Hot on the heels of a crippling global pandemic that was met with unprecedented fiscal and monetary responses, a nuclear-armed waning power is trying to flex one last time by invading a neighbor.
Many of the supply chain issues caused by the pandemic haven’t even been figured out yet, even as new problems from Russia’s invasion of Ukraine are making things worse.
Add to that mix China’s debilitating coronavirus lockdowns of commercial and industrial centers and it’s evident that the supply side of the equation is contributing significantly to higher prices, even as sentiment is starting to plateau.
So, what would the U.S. Federal Reserve do?
Goldman Sachs economist David Mericle believes that what forces the Fed into a recession-strength action on policy is where a wage-price spiral emerges because if salaries aren’t rising too fast, the Fed could wait out inflation, especially since it’s being worsened by supply chain issues.

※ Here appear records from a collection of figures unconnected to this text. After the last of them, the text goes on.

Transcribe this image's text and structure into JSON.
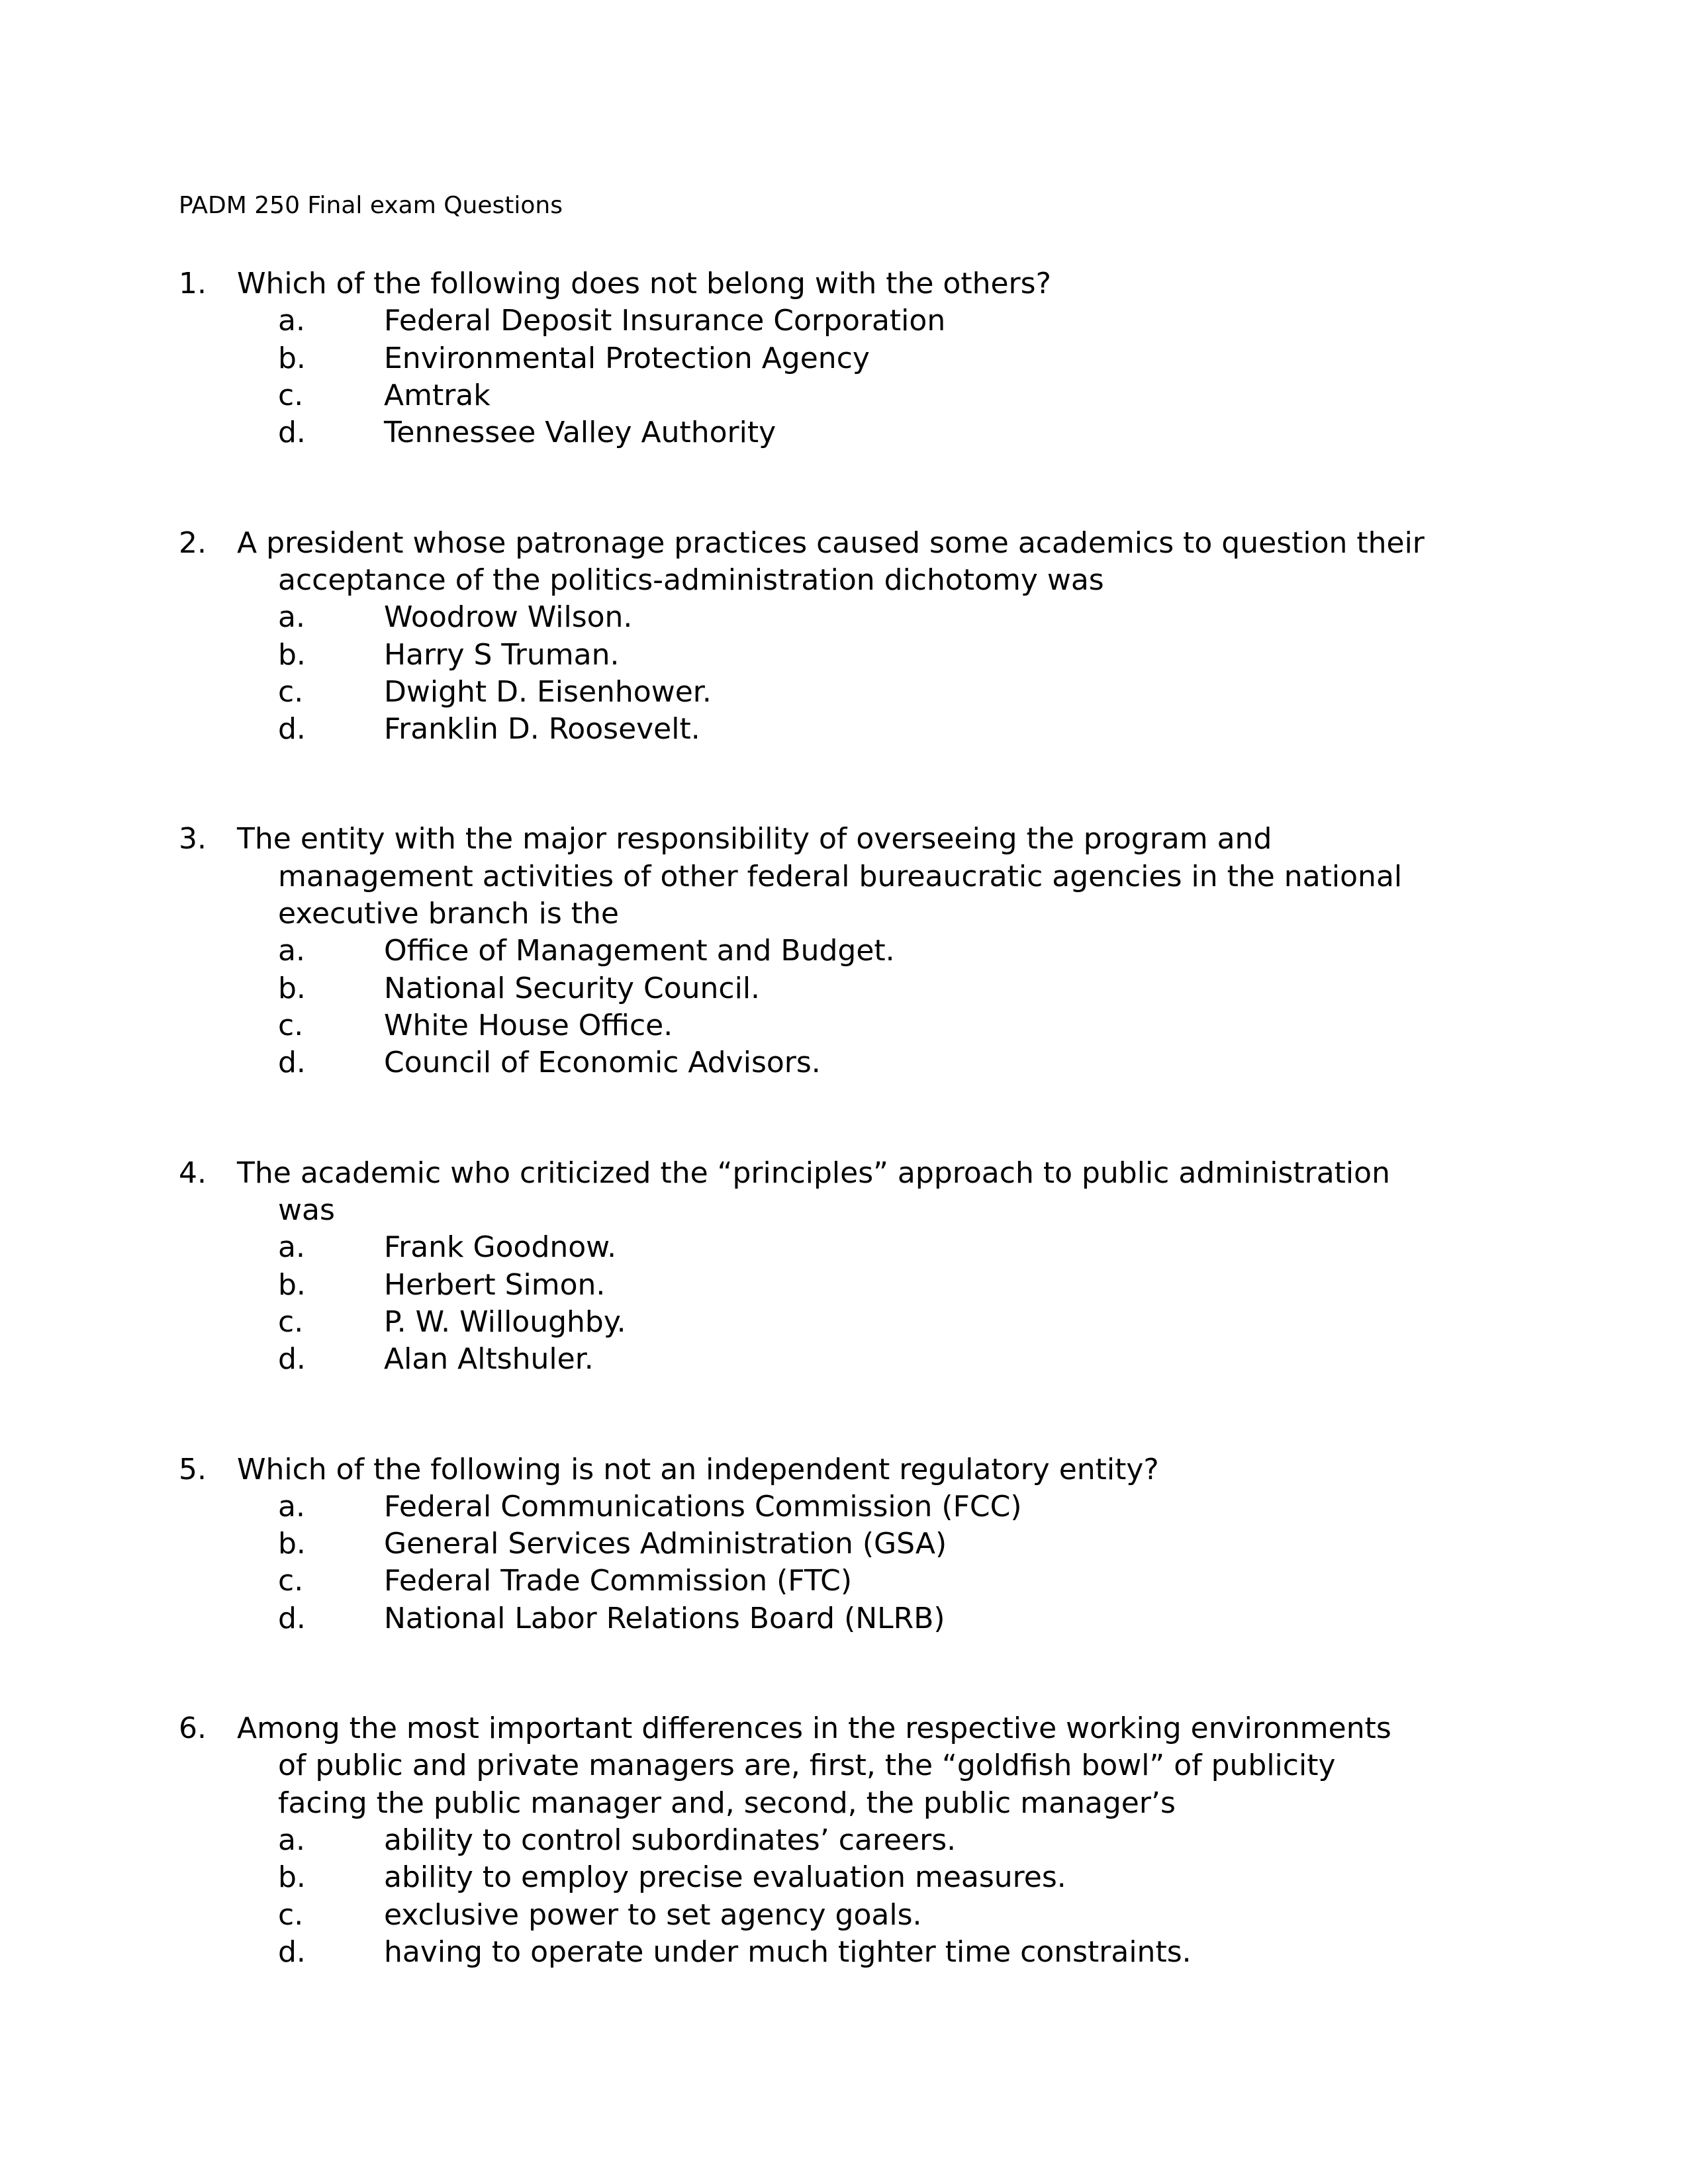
{
  "header": "PADM 250 Final exam Questions",
  "questions": [
    {
      "num": "1.",
      "stem_lines": [
        "Which of the following does not belong with the others?"
      ],
      "options": [
        {
          "letter": "a.",
          "text": "Federal Deposit Insurance Corporation"
        },
        {
          "letter": "b.",
          "text": "Environmental Protection Agency"
        },
        {
          "letter": "c.",
          "text": "Amtrak"
        },
        {
          "letter": "d.",
          "text": "Tennessee Valley Authority"
        }
      ]
    },
    {
      "num": "2.",
      "stem_lines": [
        "A president whose patronage practices caused some academics to question their",
        "acceptance of the politics-administration dichotomy was"
      ],
      "options": [
        {
          "letter": "a.",
          "text": "Woodrow Wilson."
        },
        {
          "letter": "b.",
          "text": "Harry S Truman."
        },
        {
          "letter": "c.",
          "text": "Dwight D. Eisenhower."
        },
        {
          "letter": "d.",
          "text": "Franklin D. Roosevelt."
        }
      ]
    },
    {
      "num": "3.",
      "stem_lines": [
        "The entity with the major responsibility of overseeing the program and",
        "management activities of other federal bureaucratic agencies in the national",
        "executive branch is the"
      ],
      "options": [
        {
          "letter": "a.",
          "text": "Office of Management and Budget."
        },
        {
          "letter": "b.",
          "text": "National Security Council."
        },
        {
          "letter": "c.",
          "text": "White House Office."
        },
        {
          "letter": "d.",
          "text": "Council of Economic Advisors."
        }
      ]
    },
    {
      "num": "4.",
      "stem_lines": [
        "The academic who criticized the “principles” approach to public administration",
        "was"
      ],
      "options": [
        {
          "letter": "a.",
          "text": "Frank Goodnow."
        },
        {
          "letter": "b.",
          "text": "Herbert Simon."
        },
        {
          "letter": "c.",
          "text": "P. W. Willoughby."
        },
        {
          "letter": "d.",
          "text": "Alan Altshuler."
        }
      ]
    },
    {
      "num": "5.",
      "stem_lines": [
        "Which of the following is not an independent regulatory entity?"
      ],
      "options": [
        {
          "letter": "a.",
          "text": "Federal Communications Commission (FCC)"
        },
        {
          "letter": "b.",
          "text": "General Services Administration (GSA)"
        },
        {
          "letter": "c.",
          "text": "Federal Trade Commission (FTC)"
        },
        {
          "letter": "d.",
          "text": "National Labor Relations Board (NLRB)"
        }
      ]
    },
    {
      "num": "6.",
      "stem_lines": [
        "Among the most important differences in the respective working environments",
        "of public and private managers are, first, the “goldfish bowl” of publicity",
        "facing the public manager and, second, the public manager’s"
      ],
      "options": [
        {
          "letter": "a.",
          "text": "ability to control subordinates’ careers."
        },
        {
          "letter": "b.",
          "text": "ability to employ precise evaluation measures."
        },
        {
          "letter": "c.",
          "text": "exclusive power to set agency goals."
        },
        {
          "letter": "d.",
          "text": "having to operate under much tighter time constraints."
        }
      ]
    }
  ]
}
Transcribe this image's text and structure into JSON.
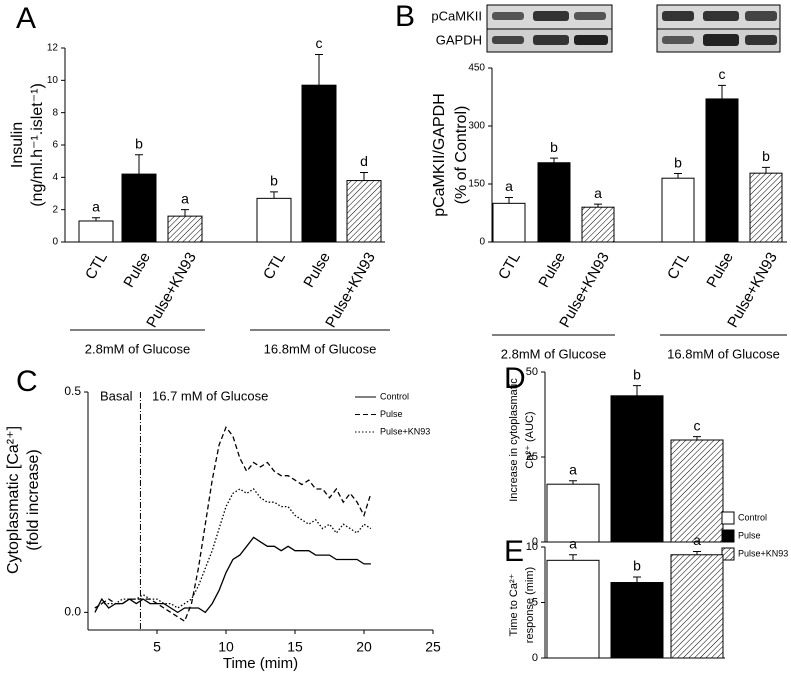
{
  "chart_data": [
    {
      "type": "bar",
      "panel": "A",
      "ylabel": [
        "Insulin",
        "(ng/ml.h⁻¹.islet⁻¹)"
      ],
      "categories": [
        "CTL",
        "Pulse",
        "Pulse+KN93",
        "CTL",
        "Pulse",
        "Pulse+KN93"
      ],
      "values": [
        1.3,
        4.2,
        1.6,
        2.7,
        9.7,
        3.8
      ],
      "errors": [
        0.2,
        1.2,
        0.4,
        0.4,
        1.9,
        0.5
      ],
      "letters": [
        "a",
        "b",
        "a",
        "b",
        "c",
        "d"
      ],
      "fills": [
        "#ffffff",
        "#000000",
        "hatch",
        "#ffffff",
        "#000000",
        "hatch"
      ],
      "group_labels": [
        "2.8mM of Glucose",
        "16.8mM of Glucose"
      ],
      "ylim": [
        0,
        12
      ],
      "yticks": [
        0,
        2,
        4,
        6,
        8,
        10,
        12
      ]
    },
    {
      "type": "bar",
      "panel": "B",
      "ylabel": [
        "pCaMKII/GAPDH",
        "(% of Control)"
      ],
      "blot_labels": [
        "pCaMKII",
        "GAPDH"
      ],
      "categories": [
        "CTL",
        "Pulse",
        "Pulse+KN93",
        "CTL",
        "Pulse",
        "Pulse+KN93"
      ],
      "values": [
        100,
        205,
        90,
        165,
        370,
        178
      ],
      "errors": [
        15,
        12,
        8,
        12,
        35,
        15
      ],
      "letters": [
        "a",
        "b",
        "a",
        "b",
        "c",
        "b"
      ],
      "fills": [
        "#ffffff",
        "#000000",
        "hatch",
        "#ffffff",
        "#000000",
        "hatch"
      ],
      "group_labels": [
        "2.8mM of Glucose",
        "16.8mM of Glucose"
      ],
      "ylim": [
        0,
        450
      ],
      "yticks": [
        0,
        150,
        300,
        450
      ]
    },
    {
      "type": "line",
      "panel": "C",
      "ylabel": [
        "Cytoplasmatic [Ca²⁺]",
        "(fold increase)"
      ],
      "xlabel": "Time (mim)",
      "annotations": [
        "Basal",
        "16.7 mM of Glucose"
      ],
      "divider_x": 3.8,
      "x": [
        0.5,
        1,
        1.5,
        2,
        2.5,
        3,
        3.5,
        4,
        4.5,
        5,
        5.5,
        6,
        6.5,
        7,
        7.5,
        8,
        8.5,
        9,
        9.5,
        10,
        10.5,
        11,
        11.5,
        12,
        12.5,
        13,
        13.5,
        14,
        14.5,
        15,
        15.5,
        16,
        16.5,
        17,
        17.5,
        18,
        18.5,
        19,
        19.5,
        20,
        20.5
      ],
      "series": [
        {
          "name": "Control",
          "color": "#000000",
          "dash": "solid",
          "values": [
            0.0,
            0.03,
            0.01,
            0.02,
            0.02,
            0.03,
            0.02,
            0.03,
            0.02,
            0.02,
            0.02,
            0.01,
            0.0,
            0.01,
            0.01,
            0.01,
            0.0,
            0.02,
            0.05,
            0.09,
            0.12,
            0.13,
            0.15,
            0.17,
            0.16,
            0.15,
            0.15,
            0.14,
            0.15,
            0.14,
            0.14,
            0.14,
            0.13,
            0.13,
            0.13,
            0.12,
            0.12,
            0.12,
            0.12,
            0.11,
            0.11
          ]
        },
        {
          "name": "Pulse",
          "color": "#000000",
          "dash": "dashed",
          "values": [
            0.01,
            0.02,
            0.03,
            0.02,
            0.02,
            0.03,
            0.03,
            0.03,
            0.03,
            0.02,
            0.01,
            0.0,
            -0.01,
            -0.02,
            0.02,
            0.1,
            0.2,
            0.3,
            0.38,
            0.42,
            0.4,
            0.35,
            0.32,
            0.34,
            0.33,
            0.34,
            0.32,
            0.31,
            0.31,
            0.3,
            0.29,
            0.3,
            0.28,
            0.28,
            0.26,
            0.28,
            0.25,
            0.27,
            0.25,
            0.22,
            0.27
          ]
        },
        {
          "name": "Pulse+KN93",
          "color": "#000000",
          "dash": "dotted",
          "values": [
            0.01,
            0.02,
            0.02,
            0.02,
            0.03,
            0.03,
            0.03,
            0.04,
            0.03,
            0.03,
            0.02,
            0.02,
            0.01,
            0.02,
            0.03,
            0.06,
            0.1,
            0.14,
            0.19,
            0.24,
            0.27,
            0.28,
            0.27,
            0.28,
            0.26,
            0.25,
            0.25,
            0.24,
            0.24,
            0.22,
            0.21,
            0.2,
            0.21,
            0.19,
            0.2,
            0.18,
            0.2,
            0.19,
            0.18,
            0.2,
            0.19
          ]
        }
      ],
      "xlim": [
        0,
        25
      ],
      "xticks": [
        5,
        10,
        15,
        20,
        25
      ],
      "ylim": [
        -0.04,
        0.5
      ],
      "yticks": [
        {
          "value": 0,
          "label": "0.0"
        },
        0.5
      ]
    },
    {
      "type": "bar",
      "panel": "D",
      "ylabel": [
        "Increase in cytoplasmatic",
        "Ca²⁺ (AUC)"
      ],
      "categories": [
        "Control",
        "Pulse",
        "Pulse+KN93"
      ],
      "values": [
        17,
        43,
        30
      ],
      "errors": [
        1,
        3,
        1
      ],
      "letters": [
        "a",
        "b",
        "c"
      ],
      "fills": [
        "#ffffff",
        "#000000",
        "hatch"
      ],
      "legend": true,
      "ylim": [
        0,
        50
      ],
      "yticks": [
        0,
        25,
        50
      ]
    },
    {
      "type": "bar",
      "panel": "E",
      "ylabel": [
        "Time to Ca²⁺",
        "response (mim)"
      ],
      "categories": [
        null,
        null,
        null
      ],
      "values": [
        8.8,
        6.8,
        9.3
      ],
      "errors": [
        0.5,
        0.5,
        0.3
      ],
      "letters": [
        "a",
        "b",
        "a"
      ],
      "fills": [
        "#ffffff",
        "#000000",
        "hatch"
      ],
      "ylim": [
        0,
        10
      ],
      "yticks": [
        0,
        5,
        10
      ]
    }
  ]
}
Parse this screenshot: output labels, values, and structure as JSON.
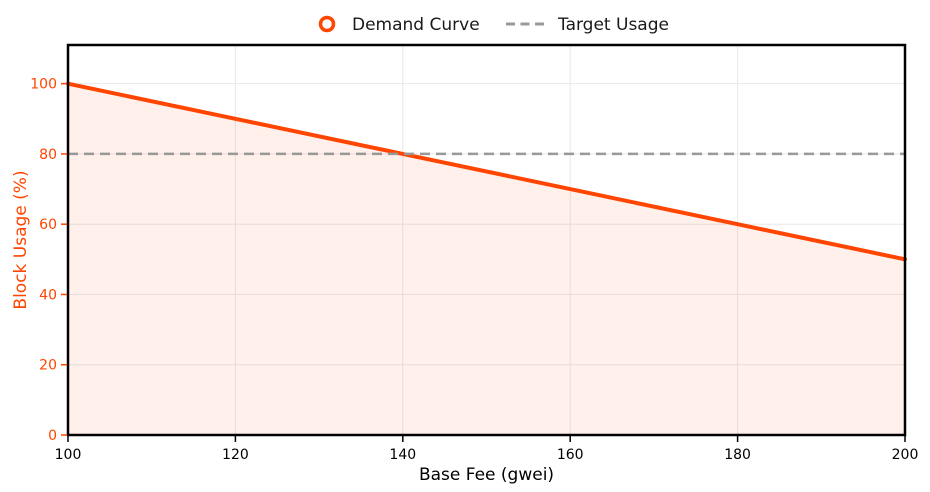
{
  "chart_data": {
    "type": "line",
    "title": "",
    "xlabel": "Base Fee (gwei)",
    "ylabel": "Block Usage (%)",
    "xlim": [
      100,
      200
    ],
    "ylim": [
      0,
      111
    ],
    "x_ticks": [
      100,
      120,
      140,
      160,
      180,
      200
    ],
    "y_ticks": [
      0,
      20,
      40,
      60,
      80,
      100
    ],
    "grid": true,
    "legend": {
      "position": "top-center",
      "frame": false,
      "entries": [
        "Demand Curve",
        "Target Usage"
      ]
    },
    "series": [
      {
        "name": "Demand Curve",
        "x": [
          100,
          120,
          140,
          160,
          180,
          200
        ],
        "y": [
          100,
          90,
          80,
          70,
          60,
          50
        ],
        "color": "#FF4500",
        "style": "solid",
        "line_width": 4,
        "legend_marker": "open-circle",
        "area_fill": true,
        "area_fill_opacity": 0.08
      },
      {
        "name": "Target Usage",
        "x": [
          100,
          200
        ],
        "y": [
          80,
          80
        ],
        "color": "#999999",
        "style": "dashed",
        "line_width": 2.5,
        "legend_marker": "dashed-line"
      }
    ],
    "colors": {
      "x_tick_label": "#000000",
      "y_tick_label": "#FF4500",
      "x_axis_label": "#000000",
      "y_axis_label": "#FF4500",
      "spine": "#000000",
      "grid": "#e8e8e8",
      "background": "#ffffff",
      "legend_text": "#1a1a1a"
    }
  }
}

Wages, unlike the prices of goods and services, tend to be sticky – once increased they’re hard to decrease and when the cross a certain growth threshold, they feed a wage-price spiral that the Fed will be forced to break.
The danger is that the U.S. is getting there – the Employment Cost Index is running at around 4% now, but so long as productivity is increasing at the rate of between 1% to 1.5%, employers should be able to put a lid on prices.
Any higher than that however, and the Fed may be forced to induce a recession as a means to break the descent into an uncontrollable wage-price spiral.
The key metric that investors should be looking at then is labor force participation rate in the U.S., which has been rising, but not far enough.
A higher labor force participation will help to bring down the pressure on employers to keep jacking up wages to attract more workers.
The Employment Cost Index report for March comes out at the end of this week and will provide further insight as well as an additional datapoint as the Fed prepares for its next policy meeting in May.
While most investors have already priced in a 0.50% rate hike at the next Fed meeting, slowing earnings growth, the prospect of a recession, as well as labor participation, will all factor into considerations by policymakers.
If a recession is to be avoided, it will be right down to the wire.